Question

Initial voltage on capacitor VO as marked |VO| = 5 V, VS = 8 u (t), where u (t) is the unit step. The voltage marked V at t=0^+ is _____________ (a) 1 V (b) -1 V (c) \frac{13}{3} V (d) –\frac{13}{3} V This question was posed to me during an online exam.
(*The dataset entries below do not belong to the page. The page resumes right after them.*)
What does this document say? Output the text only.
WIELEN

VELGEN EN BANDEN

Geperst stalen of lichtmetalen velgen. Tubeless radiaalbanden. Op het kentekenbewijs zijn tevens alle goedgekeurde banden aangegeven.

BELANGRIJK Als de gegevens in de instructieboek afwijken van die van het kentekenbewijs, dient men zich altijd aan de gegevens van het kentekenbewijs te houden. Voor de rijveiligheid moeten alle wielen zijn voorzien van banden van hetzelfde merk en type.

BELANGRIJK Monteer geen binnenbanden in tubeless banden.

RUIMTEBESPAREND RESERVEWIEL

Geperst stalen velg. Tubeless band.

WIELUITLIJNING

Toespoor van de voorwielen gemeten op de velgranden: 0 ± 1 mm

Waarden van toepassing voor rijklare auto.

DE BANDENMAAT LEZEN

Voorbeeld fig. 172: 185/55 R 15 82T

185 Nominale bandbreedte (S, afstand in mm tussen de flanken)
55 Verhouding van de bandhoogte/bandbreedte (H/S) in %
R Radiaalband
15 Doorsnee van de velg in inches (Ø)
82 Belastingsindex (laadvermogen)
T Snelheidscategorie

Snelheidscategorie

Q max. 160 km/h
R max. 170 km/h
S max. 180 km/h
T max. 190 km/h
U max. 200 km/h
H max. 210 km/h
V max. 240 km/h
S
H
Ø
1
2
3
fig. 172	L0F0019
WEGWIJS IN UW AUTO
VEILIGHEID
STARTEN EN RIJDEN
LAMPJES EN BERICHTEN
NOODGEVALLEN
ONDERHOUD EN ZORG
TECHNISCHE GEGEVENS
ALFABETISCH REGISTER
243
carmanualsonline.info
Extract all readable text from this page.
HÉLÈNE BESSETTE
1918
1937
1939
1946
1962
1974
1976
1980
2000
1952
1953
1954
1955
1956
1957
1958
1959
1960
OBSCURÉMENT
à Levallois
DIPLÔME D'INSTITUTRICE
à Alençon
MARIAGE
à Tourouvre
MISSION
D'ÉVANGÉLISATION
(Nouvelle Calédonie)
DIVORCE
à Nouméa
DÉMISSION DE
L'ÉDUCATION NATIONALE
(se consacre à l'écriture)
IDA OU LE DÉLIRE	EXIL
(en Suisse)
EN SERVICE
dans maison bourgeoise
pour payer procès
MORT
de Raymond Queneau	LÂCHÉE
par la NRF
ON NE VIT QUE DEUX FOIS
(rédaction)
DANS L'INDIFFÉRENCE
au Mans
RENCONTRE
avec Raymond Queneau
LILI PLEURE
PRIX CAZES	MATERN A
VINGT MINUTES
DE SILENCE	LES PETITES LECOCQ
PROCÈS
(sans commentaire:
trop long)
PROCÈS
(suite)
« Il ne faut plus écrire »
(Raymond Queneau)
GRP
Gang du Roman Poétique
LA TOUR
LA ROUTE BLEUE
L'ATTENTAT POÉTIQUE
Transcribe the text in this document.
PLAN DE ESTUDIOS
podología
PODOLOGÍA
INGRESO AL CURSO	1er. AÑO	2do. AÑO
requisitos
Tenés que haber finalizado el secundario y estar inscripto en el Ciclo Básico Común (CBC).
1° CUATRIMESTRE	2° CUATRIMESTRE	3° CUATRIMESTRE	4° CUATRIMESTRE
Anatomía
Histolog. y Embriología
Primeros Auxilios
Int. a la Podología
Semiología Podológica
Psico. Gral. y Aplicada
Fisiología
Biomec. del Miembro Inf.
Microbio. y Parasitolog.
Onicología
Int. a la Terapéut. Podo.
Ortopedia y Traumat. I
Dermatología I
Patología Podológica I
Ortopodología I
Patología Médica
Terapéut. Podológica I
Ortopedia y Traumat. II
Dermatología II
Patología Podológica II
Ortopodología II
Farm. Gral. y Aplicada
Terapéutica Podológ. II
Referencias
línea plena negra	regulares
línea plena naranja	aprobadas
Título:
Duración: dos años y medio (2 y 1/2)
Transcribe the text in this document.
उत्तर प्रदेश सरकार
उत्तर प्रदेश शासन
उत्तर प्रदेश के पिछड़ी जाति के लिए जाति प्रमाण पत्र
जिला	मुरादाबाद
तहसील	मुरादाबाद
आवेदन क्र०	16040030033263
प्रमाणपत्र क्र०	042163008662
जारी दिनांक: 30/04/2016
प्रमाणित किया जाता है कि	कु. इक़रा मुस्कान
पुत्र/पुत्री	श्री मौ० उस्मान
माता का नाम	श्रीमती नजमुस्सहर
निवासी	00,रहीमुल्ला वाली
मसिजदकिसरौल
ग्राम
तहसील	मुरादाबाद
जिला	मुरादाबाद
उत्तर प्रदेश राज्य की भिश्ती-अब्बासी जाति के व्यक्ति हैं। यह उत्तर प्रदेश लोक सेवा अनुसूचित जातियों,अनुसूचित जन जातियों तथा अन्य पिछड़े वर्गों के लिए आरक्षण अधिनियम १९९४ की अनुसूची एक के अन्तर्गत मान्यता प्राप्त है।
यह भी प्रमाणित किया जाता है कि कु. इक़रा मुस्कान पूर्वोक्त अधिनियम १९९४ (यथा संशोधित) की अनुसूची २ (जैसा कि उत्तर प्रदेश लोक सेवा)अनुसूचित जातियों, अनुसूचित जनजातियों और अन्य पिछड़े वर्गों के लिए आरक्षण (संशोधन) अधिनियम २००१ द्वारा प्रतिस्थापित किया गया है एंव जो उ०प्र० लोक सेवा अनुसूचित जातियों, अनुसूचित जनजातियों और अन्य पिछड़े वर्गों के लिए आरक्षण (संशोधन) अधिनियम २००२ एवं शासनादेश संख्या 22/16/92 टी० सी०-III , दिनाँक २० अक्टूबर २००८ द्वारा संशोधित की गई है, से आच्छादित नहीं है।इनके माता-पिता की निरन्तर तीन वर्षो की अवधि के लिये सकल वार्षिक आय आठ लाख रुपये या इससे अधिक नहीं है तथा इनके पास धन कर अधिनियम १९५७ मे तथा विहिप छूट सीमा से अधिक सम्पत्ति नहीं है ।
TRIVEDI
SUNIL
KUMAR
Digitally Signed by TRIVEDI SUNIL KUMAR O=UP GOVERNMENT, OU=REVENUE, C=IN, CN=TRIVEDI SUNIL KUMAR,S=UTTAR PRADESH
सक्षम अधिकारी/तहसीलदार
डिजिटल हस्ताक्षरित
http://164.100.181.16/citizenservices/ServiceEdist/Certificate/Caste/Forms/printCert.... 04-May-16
My question comes from Dot Convention in Magnetically Coupled Circuits in chapter Resonance & Magnetically Coupled Circuit of Network Theory Select the correct answer from above options network theory questions and answers, network theory questions pdf, network theory question bank, network theory gate questions and answers pdf, mcq on network theory pdf, gate network theory questions and solutions, network theory mcq Test , ies network theory questions, Network theory Questions for GATE EC Exam, Network Theory MCQ (Multiple Choice Questions)

Answer 1

Correct option is (c) \frac{13}{3} V Easiest explanation: Applying voltage divider method, we get, I = \frac{V}{R_{EQ}} = \frac{8}{1+1||1} = \frac{8}{1+\frac{1}{2}} = \frac{16}{3} A I1 = \frac{16}{3} × \frac{1}{2} = \frac{8}{3} A And I’_2 = \frac{V}{R_{EQ}} = \frac{5}{1+1||1} = \frac{5}{1+\frac{1}{2}} = \frac{10}{3} A Now, I’_1 = I’_2 × \frac{1}{1+1} = \frac{10}{3} × \frac{1}{2} = \frac{5}{3} A Hence, the net current in 1Ω resistance = I1 + I’_1 = \frac{8}{3} + \frac{5}{3} = \frac{13}{3} A ∴ Voltage drop across 1Ω = \frac{13}{3} × 1 = \frac{13}{3} V.